El trasfondo de la protesta
Tras la protesta, no obstante, se escondían, otras motivaciones que iban mucho más allá de los argumentos económicos. En su manifiesto los intelectuales protestaban ante la intransigente posición del Vaticano en temas como el aborto, los derechos de los homosexuales, el control de la natalidad o la incorporación de la mujer al sacerdocio. Y, sobre todo, ante la política de encubrimiento de los delitos de pederastia dictada desde el Vaticano.
Un momento delicado
Es evidente que la iglesia católica está atravesando un momento especialmente delicado. El conservadurismo de que hace gala, su intolerancia ante temas como la homosexualidad, el control de natalidad, y la marginación de la mujer en el ámbito eclesiástico levantan, con razón, todo tipo de críticas. Pero la proliferación de abusos a menores por parte de sacerdotes y monjas católicos y el encubrimiento de los mismos por parte de la jerarquía, ha llevado al total descrédito de la Institución. Tanto que el periódico The Guardian llegó publicar que “el abuso sexual a menores era endémico en las instituciones católicas”.

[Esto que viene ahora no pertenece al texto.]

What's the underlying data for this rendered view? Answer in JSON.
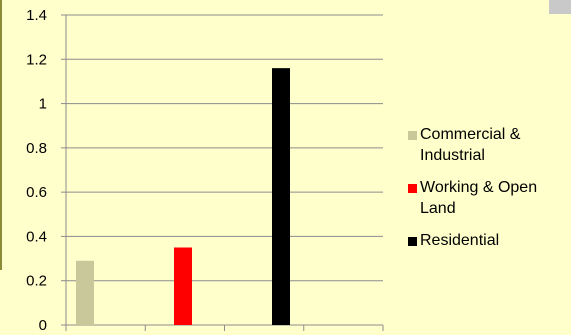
{
  "chart_data": {
    "type": "bar",
    "title": "",
    "xlabel": "",
    "ylabel": "",
    "ylim": [
      0,
      1.4
    ],
    "yticks": [
      0,
      0.2,
      0.4,
      0.6,
      0.8,
      1,
      1.2,
      1.4
    ],
    "ytick_labels": [
      "0",
      "0.2",
      "0.4",
      "0.6",
      "0.8",
      "1",
      "1.2",
      "1.4"
    ],
    "grid": true,
    "legend_position": "right",
    "series": [
      {
        "name": "Commercial & Industrial",
        "value": 0.29,
        "color": "#c8c89b"
      },
      {
        "name": "Working & Open Land",
        "value": 0.35,
        "color": "#ff0000"
      },
      {
        "name": "Residential",
        "value": 1.16,
        "color": "#000000"
      }
    ],
    "legend": [
      {
        "lines": [
          "Commercial &",
          "Industrial"
        ],
        "color": "#c8c89b"
      },
      {
        "lines": [
          "Working & Open",
          "Land"
        ],
        "color": "#ff0000"
      },
      {
        "lines": [
          "Residential"
        ],
        "color": "#000000"
      }
    ]
  }
}
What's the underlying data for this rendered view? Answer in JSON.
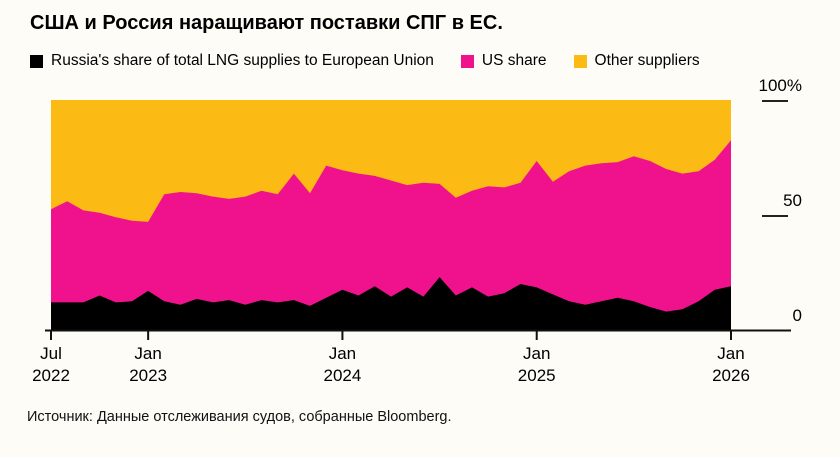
{
  "title": "США и Россия наращивают поставки СПГ в ЕС.",
  "legend": {
    "items": [
      {
        "label": "Russia's share of total LNG supplies to European Union",
        "color": "#000000"
      },
      {
        "label": "US share",
        "color": "#f0128c"
      },
      {
        "label": "Other suppliers",
        "color": "#fbba14"
      }
    ]
  },
  "source": "Источник: Данные отслеживания судов, собранные Bloomberg.",
  "chart_data": {
    "type": "area",
    "stacked": true,
    "unit": "%",
    "title": "США и Россия наращивают поставки СПГ в ЕС.",
    "ylim": [
      0,
      100
    ],
    "grid": false,
    "legend_position": "top",
    "x": [
      "Jul 2022",
      "Aug 2022",
      "Sep 2022",
      "Oct 2022",
      "Nov 2022",
      "Dec 2022",
      "Jan 2023",
      "Feb 2023",
      "Mar 2023",
      "Apr 2023",
      "May 2023",
      "Jun 2023",
      "Jul 2023",
      "Aug 2023",
      "Sep 2023",
      "Oct 2023",
      "Nov 2023",
      "Dec 2023",
      "Jan 2024",
      "Feb 2024",
      "Mar 2024",
      "Apr 2024",
      "May 2024",
      "Jun 2024",
      "Jul 2024",
      "Aug 2024",
      "Sep 2024",
      "Oct 2024",
      "Nov 2024",
      "Dec 2024",
      "Jan 2025",
      "Feb 2025",
      "Mar 2025",
      "Apr 2025",
      "May 2025",
      "Jun 2025",
      "Jul 2025",
      "Aug 2025",
      "Sep 2025",
      "Oct 2025",
      "Nov 2025",
      "Dec 2025",
      "Jan 2026"
    ],
    "series": [
      {
        "name": "Russia's share of total LNG supplies to European Union",
        "color": "#000000",
        "values": [
          12,
          12,
          12,
          15,
          12,
          12.5,
          17,
          12.5,
          11,
          13.5,
          12,
          13,
          11,
          13,
          12,
          13,
          10.5,
          14,
          17.5,
          15,
          19,
          14.5,
          18.5,
          14.5,
          23,
          15,
          18.5,
          14.5,
          16,
          20,
          18.5,
          15.5,
          12.5,
          11,
          12.5,
          14,
          12.5,
          10,
          8,
          9,
          12.5,
          17.5,
          19
        ]
      },
      {
        "name": "US share",
        "color": "#f0128c",
        "values": [
          40.5,
          44,
          40,
          36,
          37,
          35,
          30,
          46.5,
          49,
          46,
          46,
          44,
          47,
          47.5,
          47,
          55,
          49,
          57.5,
          52,
          53,
          48,
          50.5,
          44.5,
          49.5,
          40.5,
          42.5,
          42,
          48,
          46,
          44,
          55,
          49,
          56.5,
          60.5,
          60,
          59,
          63,
          63.5,
          62,
          59,
          56.5,
          56.5,
          63.5
        ]
      },
      {
        "name": "Other suppliers",
        "color": "#fbba14",
        "values": [
          47.5,
          44,
          48,
          49,
          51,
          52.5,
          53,
          41,
          40,
          40.5,
          42,
          43,
          42,
          39.5,
          41,
          32,
          40.5,
          28.5,
          30.5,
          32,
          33,
          35,
          37,
          36,
          36.5,
          42.5,
          39.5,
          37.5,
          38,
          36,
          26.5,
          35.5,
          31,
          28.5,
          27.5,
          27,
          24.5,
          26.5,
          30,
          32,
          31,
          26,
          17.5
        ]
      }
    ],
    "y_ticks": [
      {
        "label": "100%",
        "value": 100,
        "dash": true
      },
      {
        "label": "50",
        "value": 50,
        "dash": true
      },
      {
        "label": "0",
        "value": 0,
        "dash": false
      }
    ],
    "x_ticks": [
      {
        "month": "Jul",
        "year": "2022",
        "index": 0
      },
      {
        "month": "Jan",
        "year": "2023",
        "index": 6
      },
      {
        "month": "Jan",
        "year": "2024",
        "index": 18
      },
      {
        "month": "Jan",
        "year": "2025",
        "index": 30
      },
      {
        "month": "Jan",
        "year": "2026",
        "index": 42
      }
    ]
  }
}
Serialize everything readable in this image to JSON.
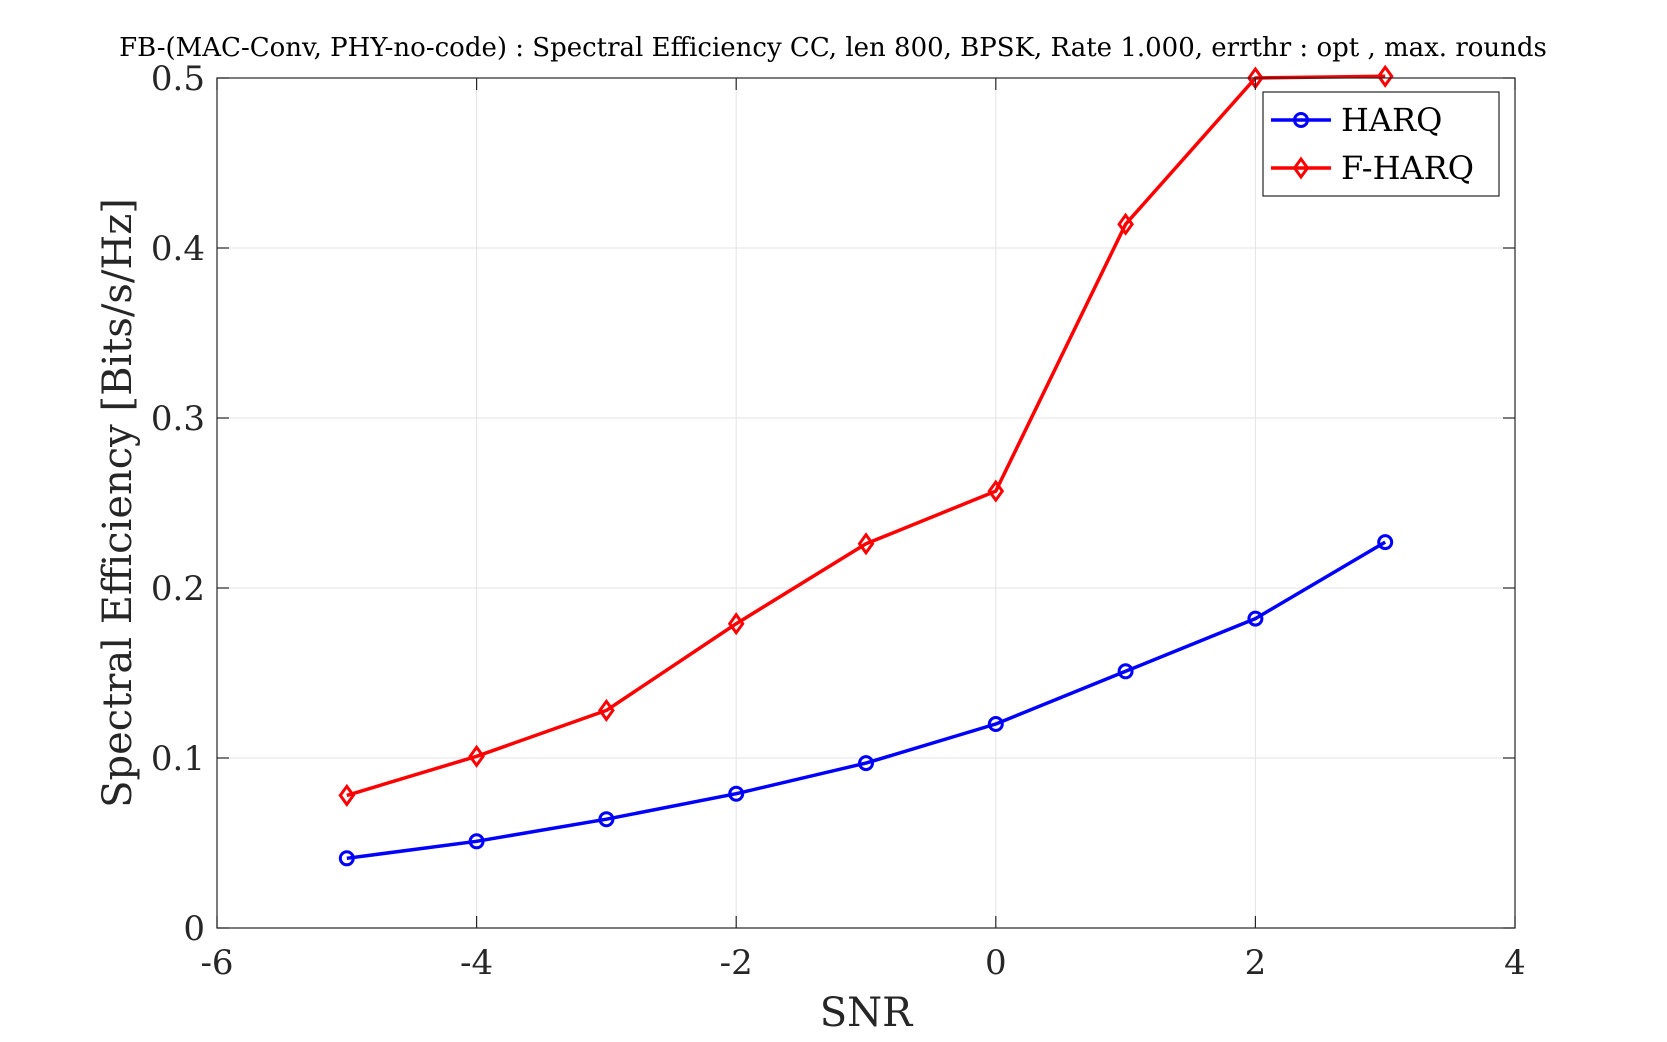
{
  "chart_data": {
    "type": "line",
    "title": "FB-(MAC-Conv, PHY-no-code) : Spectral Efficiency CC, len 800, BPSK, Rate 1.000, errthr : opt , max. rounds",
    "xlabel": "SNR",
    "ylabel": "Spectral Efficiency [Bits/s/Hz]",
    "xlim": [
      -6,
      4
    ],
    "ylim": [
      0,
      0.5
    ],
    "xticks": [
      -6,
      -4,
      -2,
      0,
      2,
      4
    ],
    "yticks": [
      0,
      0.1,
      0.2,
      0.3,
      0.4,
      0.5
    ],
    "xtick_labels": [
      "-6",
      "-4",
      "-2",
      "0",
      "2",
      "4"
    ],
    "ytick_labels": [
      "0",
      "0.1",
      "0.2",
      "0.3",
      "0.4",
      "0.5"
    ],
    "grid": true,
    "legend_position": "top-right",
    "x": [
      -5,
      -4,
      -3,
      -2,
      -1,
      0,
      1,
      2,
      3
    ],
    "series": [
      {
        "name": "HARQ",
        "color": "#0000ff",
        "marker": "circle",
        "values": [
          0.041,
          0.051,
          0.064,
          0.079,
          0.097,
          0.12,
          0.151,
          0.182,
          0.227
        ]
      },
      {
        "name": "F-HARQ",
        "color": "#ff0000",
        "marker": "diamond",
        "values": [
          0.078,
          0.101,
          0.128,
          0.179,
          0.226,
          0.257,
          0.414,
          0.5,
          0.501
        ]
      }
    ]
  }
}
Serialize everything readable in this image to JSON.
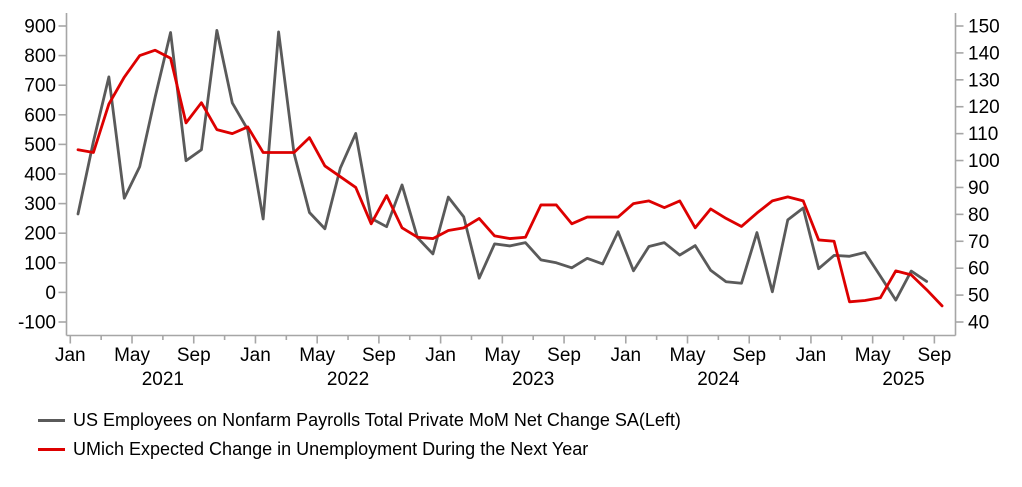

Un ámbito especialmente sensibilizado
En este estado de cosas, Benedicto XVI se disculpó ante los periodistas que le acompañaban en su vuelo hacia Edimburgo manifestando su pesar porque “la autoridad eclesiástica no haya estado suficientemente alerta ni haya tomado las medidas necesarias con la suficiente rapidez y firmeza”. Un mea culpa a todas luces insuficiente si se tiene en cuenta que más de la mitad de los curas católicos procesados por pederastia en Inglaterra y Gales continúan ejerciendo el sacerdocio tras salir de la prisión y que para su mantenimiento reciben ayuda financiera de las autoridades religiosas. Es más, solo ocho de ellos han sido suspendidos “a divinis” pero, aún sin poder oficiar, residen en viviendas de propiedad de la Iglesia y reciben un subsidio de las arcas eclesiásticas.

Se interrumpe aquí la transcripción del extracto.